Clean Up Malicious Links with HTAccess

.htaccess made easy

I recently spent some time analyzing Perishable Press pages as they appear in the search results for Google, Bing, et al. Google Webmaster Tools provides a wealth of information about crawl errors, as well as the URLs of any pages that link to missing content. Combined with your site’s access/error logs, you have everything needed to track down 404 errors and clean up your listings in the search engine results.
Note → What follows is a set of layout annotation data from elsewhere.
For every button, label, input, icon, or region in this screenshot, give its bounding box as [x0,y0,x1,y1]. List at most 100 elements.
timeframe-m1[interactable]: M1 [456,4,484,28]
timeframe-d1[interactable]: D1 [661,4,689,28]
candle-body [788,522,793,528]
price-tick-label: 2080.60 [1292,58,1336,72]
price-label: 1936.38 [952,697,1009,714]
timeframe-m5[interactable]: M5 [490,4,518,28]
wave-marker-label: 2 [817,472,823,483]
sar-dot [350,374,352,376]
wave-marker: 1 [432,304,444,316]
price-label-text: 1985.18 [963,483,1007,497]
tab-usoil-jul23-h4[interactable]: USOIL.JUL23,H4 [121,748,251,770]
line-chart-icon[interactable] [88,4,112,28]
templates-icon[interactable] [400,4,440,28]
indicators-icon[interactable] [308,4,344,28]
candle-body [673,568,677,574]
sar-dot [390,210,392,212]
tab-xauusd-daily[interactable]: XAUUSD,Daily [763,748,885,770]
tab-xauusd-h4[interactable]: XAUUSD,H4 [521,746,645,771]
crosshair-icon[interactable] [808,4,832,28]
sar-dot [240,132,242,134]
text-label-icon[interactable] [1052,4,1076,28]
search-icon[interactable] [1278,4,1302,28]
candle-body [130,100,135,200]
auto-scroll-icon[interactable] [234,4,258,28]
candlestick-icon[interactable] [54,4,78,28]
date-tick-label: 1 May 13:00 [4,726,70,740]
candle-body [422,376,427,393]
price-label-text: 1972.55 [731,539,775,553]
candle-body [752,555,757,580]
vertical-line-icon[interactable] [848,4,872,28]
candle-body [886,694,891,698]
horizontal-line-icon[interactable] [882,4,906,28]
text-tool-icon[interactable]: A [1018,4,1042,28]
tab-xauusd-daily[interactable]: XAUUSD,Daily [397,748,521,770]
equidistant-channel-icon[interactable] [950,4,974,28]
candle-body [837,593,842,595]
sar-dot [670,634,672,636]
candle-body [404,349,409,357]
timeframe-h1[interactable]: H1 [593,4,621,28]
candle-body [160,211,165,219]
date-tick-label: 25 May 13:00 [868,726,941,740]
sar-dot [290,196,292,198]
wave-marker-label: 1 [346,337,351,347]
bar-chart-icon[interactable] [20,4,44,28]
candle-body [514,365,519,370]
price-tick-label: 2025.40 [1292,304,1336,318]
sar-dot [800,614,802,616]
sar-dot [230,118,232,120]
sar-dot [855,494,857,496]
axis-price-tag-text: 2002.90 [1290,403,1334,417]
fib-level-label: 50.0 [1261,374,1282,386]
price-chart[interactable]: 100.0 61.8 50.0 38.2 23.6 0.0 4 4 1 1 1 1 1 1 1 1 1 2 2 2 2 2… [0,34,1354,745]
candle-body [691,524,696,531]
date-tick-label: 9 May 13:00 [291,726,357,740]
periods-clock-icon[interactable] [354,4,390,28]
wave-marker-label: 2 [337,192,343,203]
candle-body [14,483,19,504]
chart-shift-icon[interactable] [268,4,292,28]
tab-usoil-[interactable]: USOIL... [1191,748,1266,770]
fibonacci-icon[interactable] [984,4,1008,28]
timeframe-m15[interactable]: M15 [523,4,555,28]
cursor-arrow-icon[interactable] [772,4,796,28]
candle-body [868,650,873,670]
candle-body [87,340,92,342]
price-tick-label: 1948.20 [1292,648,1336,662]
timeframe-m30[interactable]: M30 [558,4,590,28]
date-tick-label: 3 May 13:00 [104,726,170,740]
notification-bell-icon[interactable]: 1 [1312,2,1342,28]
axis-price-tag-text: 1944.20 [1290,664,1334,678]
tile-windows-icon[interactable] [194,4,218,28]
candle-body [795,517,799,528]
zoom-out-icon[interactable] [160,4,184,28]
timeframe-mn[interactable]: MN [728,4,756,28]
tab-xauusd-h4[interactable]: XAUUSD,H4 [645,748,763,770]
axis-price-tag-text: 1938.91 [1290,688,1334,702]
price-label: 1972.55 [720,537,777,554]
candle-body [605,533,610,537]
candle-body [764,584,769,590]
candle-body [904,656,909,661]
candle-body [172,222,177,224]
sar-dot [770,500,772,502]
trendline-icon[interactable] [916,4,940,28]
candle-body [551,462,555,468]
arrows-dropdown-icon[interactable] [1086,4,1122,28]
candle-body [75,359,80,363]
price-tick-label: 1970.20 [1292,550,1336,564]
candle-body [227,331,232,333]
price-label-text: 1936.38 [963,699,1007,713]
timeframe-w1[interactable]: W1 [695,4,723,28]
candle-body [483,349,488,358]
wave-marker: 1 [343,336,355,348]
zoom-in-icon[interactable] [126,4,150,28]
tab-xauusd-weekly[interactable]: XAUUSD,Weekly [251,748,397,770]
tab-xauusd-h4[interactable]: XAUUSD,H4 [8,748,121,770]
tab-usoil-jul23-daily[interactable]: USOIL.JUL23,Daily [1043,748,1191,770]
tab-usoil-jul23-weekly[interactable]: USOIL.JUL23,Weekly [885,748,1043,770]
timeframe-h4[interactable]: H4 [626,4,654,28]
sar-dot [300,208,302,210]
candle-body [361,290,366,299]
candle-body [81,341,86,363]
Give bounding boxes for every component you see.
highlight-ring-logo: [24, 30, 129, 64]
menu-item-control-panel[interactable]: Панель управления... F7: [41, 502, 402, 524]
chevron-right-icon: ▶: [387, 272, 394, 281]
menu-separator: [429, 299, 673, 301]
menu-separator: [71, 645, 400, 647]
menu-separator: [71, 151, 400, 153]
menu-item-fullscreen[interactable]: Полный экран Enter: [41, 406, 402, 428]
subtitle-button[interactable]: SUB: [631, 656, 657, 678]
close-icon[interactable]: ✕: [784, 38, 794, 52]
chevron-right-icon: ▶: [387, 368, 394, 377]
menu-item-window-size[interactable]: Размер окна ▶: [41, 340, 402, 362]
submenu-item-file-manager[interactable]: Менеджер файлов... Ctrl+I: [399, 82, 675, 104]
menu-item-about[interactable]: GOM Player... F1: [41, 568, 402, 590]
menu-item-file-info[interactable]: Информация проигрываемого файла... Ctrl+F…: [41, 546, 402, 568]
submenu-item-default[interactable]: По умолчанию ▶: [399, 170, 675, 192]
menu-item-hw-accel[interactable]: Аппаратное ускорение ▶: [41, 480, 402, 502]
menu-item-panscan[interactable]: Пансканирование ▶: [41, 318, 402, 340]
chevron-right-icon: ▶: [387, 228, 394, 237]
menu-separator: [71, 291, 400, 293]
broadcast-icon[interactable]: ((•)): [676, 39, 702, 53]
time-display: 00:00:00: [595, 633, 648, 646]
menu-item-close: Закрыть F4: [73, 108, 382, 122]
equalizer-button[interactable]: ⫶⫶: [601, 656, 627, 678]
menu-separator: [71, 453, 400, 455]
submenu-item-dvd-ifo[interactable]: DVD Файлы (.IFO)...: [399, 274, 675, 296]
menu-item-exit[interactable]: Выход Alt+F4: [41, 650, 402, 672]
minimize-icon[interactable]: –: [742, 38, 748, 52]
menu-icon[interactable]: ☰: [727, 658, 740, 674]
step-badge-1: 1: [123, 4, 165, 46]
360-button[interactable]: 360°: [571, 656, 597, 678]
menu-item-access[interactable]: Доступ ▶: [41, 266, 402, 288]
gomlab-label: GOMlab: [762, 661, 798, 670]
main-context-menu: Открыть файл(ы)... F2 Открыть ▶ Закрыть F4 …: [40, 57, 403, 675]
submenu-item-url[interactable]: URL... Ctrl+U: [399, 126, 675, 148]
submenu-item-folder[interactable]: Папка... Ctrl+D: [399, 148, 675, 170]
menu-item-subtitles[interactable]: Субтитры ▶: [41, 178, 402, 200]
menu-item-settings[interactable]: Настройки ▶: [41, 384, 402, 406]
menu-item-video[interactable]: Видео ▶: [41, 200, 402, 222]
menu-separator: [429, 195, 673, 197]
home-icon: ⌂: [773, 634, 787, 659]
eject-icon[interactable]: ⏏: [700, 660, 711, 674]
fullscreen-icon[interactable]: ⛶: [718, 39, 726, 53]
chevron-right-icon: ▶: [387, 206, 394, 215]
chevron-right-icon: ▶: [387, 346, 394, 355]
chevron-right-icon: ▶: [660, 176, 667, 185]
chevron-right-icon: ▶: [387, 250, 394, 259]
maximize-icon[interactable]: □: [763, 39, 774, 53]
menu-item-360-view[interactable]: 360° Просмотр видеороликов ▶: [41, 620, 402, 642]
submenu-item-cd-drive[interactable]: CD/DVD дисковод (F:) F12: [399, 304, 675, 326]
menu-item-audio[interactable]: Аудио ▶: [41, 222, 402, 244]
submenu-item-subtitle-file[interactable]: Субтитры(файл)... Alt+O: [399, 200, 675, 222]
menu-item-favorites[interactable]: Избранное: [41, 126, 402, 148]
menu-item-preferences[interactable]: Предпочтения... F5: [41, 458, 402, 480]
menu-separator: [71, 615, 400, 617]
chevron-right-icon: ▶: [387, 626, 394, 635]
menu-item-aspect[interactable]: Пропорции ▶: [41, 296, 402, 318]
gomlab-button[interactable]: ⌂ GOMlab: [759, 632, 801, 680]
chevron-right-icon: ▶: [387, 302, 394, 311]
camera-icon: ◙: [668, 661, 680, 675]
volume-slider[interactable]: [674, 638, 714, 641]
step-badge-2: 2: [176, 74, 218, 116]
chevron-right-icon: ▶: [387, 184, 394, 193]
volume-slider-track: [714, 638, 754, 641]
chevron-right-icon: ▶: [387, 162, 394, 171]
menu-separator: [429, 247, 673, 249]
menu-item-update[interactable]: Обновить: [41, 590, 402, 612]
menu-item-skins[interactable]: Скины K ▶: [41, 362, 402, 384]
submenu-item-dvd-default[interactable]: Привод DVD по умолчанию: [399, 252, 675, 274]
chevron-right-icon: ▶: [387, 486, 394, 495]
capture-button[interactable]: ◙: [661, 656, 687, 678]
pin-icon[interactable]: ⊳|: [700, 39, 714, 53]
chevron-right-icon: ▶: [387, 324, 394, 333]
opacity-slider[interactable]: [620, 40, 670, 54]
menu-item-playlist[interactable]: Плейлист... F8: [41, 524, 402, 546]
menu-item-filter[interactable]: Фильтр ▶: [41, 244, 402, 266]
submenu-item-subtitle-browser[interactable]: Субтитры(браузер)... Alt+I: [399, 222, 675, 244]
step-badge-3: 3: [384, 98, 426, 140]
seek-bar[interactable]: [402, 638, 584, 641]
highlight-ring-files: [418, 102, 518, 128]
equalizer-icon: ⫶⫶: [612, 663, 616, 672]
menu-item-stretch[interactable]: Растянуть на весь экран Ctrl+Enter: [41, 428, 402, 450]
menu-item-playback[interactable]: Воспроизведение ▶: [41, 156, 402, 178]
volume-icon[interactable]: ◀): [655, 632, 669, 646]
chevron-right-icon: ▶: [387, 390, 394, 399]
So far so good, but unfortunately not everyone understands and/or practices proper link etiquette, so even if you manage to clean up all of your 404 and other crawl errors, you could see something like this in the search results:

[ Screenshot: Google Search Results ]

Notice the “scamdex” query string? Apparently Google considers these URLs valid even though there is no matching resource or functionality for specific query strings. That is, the pages exist, so Google includes them in the search index. Depending on who/what is linking to you, many of your site’s lesser-ranked pages could be indexed with some random query string appended to the URLs. Yuck.

Sabotage or Ignorance?

How does this happen? Scouring my database and files, there is no trace of any “scamdex” query strings, URLs, or anything else, so what’s up. Turns out that somebody for whatever reason posted a link to my site that looks like this:

http://perishablepress.com/?scamdex

So then Googlebot follows the link, sees a valid page, and continues to crawl my site. The problem is that the “scamdex” query string is passed from one link to the next, and eventually your normal URLs are replaced with weird query-string URLs in the search results. Hence the screenshot above.

Consequences of teh ill behavior

So the big question is “why append a query string when linking to a URL?” Who knows. But fortunately most people working on the Web understand link etiquette and don’t append weird query strings when linking to your pages.

In this particular case, no real harm was done – and certainly nothing that can’t be fixed – but the problem is that apparently anybody can just append whatever query string they want to your URLs, causing Google to replace your original URLs with irrelevant query-string versions.

What’s the worst that can happen? I suppose the worst that could happen is that someone could link to your site with a threatening or obscene query string. Some random examples:

  • http://starbucks.com/?overpriced-coffee
  • http://www.wireless.att.com/?terrible-service
  • http://www.house.gov/?corrupt-politics

Then as Google crawls and indexes these valid pages, the malicious query string would begin replacing the original URLs in the search results. Granted this is all hypothetical, but as they say, “if it happened to me, it can happen to anyone”. In my case, one scamdex link was all it took for Google to index all sorts of pages with the appended query-string. So yeah, definitely something to keep an eye on, and just in case it ever happens to your site, here is how to fix it..

Clean up malicious links with htaccess

There are numerous ways to clean up sloppy incoming links. Here is how I did it with a simple slice of .htaccess:

# CLEAN MALICIOUS LINKS
<ifModule mod_rewrite.c>
 RewriteCond %{QUERY_STRING} querystring [NC]
 RewriteRule .* http://example.com/$1? [R=301,L]
</ifModule>

Just place into your web-accessible-root .htaccess file and replace the “querystring” with whatever is plaguing you, and also replace “example.com” with your site URL. Adding more query strings is easy, just replace the RewriteCond with something like this:

RewriteCond %{QUERY_STRING} (apples|oranges|bananas) [NC]

..and replace the fruits with any query strings whatever. After implementing this technique, Google et al got the message and cleared out all but one of the scamdex URLs, and I’m guessing it’s just a matter of time before the results are completely clean.